Download or read book The Selected Writings and Speeches of Sir Edward Coke written by Sir Edward Coke and published by . This book was released on 2003 with total page 676 pages. Available in PDF, EPUB and Kindle. Book excerpt:
Download or read book The rural life of England written by William Howitt and published by . This book was released on 1838 with total page 860 pages. Available in PDF, EPUB and Kindle. Book excerpt:
Download or read book Flemish Manuscript Painting in Context written by Elizabeth Morrison and published by Getty Publications. This book was released on 2007-01-08 with total page 212 pages. Available in PDF, EPUB and Kindle.
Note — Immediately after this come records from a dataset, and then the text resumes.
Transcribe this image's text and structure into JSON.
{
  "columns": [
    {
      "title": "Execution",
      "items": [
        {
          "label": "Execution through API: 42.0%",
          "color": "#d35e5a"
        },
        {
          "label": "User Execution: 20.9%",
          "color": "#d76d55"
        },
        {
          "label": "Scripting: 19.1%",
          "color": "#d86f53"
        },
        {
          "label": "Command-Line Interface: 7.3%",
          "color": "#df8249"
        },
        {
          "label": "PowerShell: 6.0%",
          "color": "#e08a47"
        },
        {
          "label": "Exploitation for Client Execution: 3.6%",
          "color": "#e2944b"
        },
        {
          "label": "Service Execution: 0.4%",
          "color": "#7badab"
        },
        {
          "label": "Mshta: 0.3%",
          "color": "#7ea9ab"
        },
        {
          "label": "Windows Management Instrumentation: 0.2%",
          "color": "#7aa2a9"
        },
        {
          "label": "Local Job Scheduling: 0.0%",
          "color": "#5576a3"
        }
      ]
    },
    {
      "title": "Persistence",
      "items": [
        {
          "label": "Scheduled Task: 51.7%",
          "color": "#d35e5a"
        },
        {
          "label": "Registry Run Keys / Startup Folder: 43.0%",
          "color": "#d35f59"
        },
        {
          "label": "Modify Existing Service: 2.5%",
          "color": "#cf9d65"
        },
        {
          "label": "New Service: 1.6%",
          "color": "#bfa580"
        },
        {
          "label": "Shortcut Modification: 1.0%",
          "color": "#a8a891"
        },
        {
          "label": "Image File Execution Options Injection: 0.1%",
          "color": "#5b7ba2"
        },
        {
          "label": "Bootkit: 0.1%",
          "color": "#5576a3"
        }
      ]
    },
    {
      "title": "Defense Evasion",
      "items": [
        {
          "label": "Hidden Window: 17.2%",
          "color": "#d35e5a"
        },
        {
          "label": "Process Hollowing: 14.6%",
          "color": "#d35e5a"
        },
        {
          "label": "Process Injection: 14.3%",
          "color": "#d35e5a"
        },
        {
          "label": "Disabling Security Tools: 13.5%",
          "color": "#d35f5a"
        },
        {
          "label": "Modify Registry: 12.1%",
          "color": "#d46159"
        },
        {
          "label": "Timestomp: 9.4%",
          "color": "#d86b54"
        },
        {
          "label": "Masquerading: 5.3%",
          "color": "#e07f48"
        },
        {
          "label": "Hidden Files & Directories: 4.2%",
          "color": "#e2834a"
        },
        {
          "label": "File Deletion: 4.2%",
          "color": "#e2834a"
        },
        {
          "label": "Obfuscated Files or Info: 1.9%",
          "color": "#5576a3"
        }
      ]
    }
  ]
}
Book excerpt: A companion to the Getty’s prize-winning exhibition catalogue Illuminating the Renaissance: The Triumph of Flemish Manuscript Painting in Europe, this volume contains thirteen selected papers presented at two conferences held in conjunction with that exhibition. The first was organized by the Getty Museum, and the second was held at the Courtauld Institute of Art under the sponsorship of the Courtauld Institute and the Royal Academy of Arts. Added here is an essay by Margaret Scott on the role of dress during the reign of Charles the Bold. Texts include Lorne Campbell’s research into Rogier van der Weyden’s work as an illuminator, Nancy Turner’s investigation of materials and methods of painting in Flemish manuscripts, and trenchant commentary by Jonathan Alexander and James Marrow on the state of current research on Flemish illumination. A recurring theme is the structure of collaboration in manuscript production. The essays also reveal an important new patron of manuscript illumination and address the role of illuminated manuscripts at the Burgundian court. A series of biographies of Burgundian scribes is featured.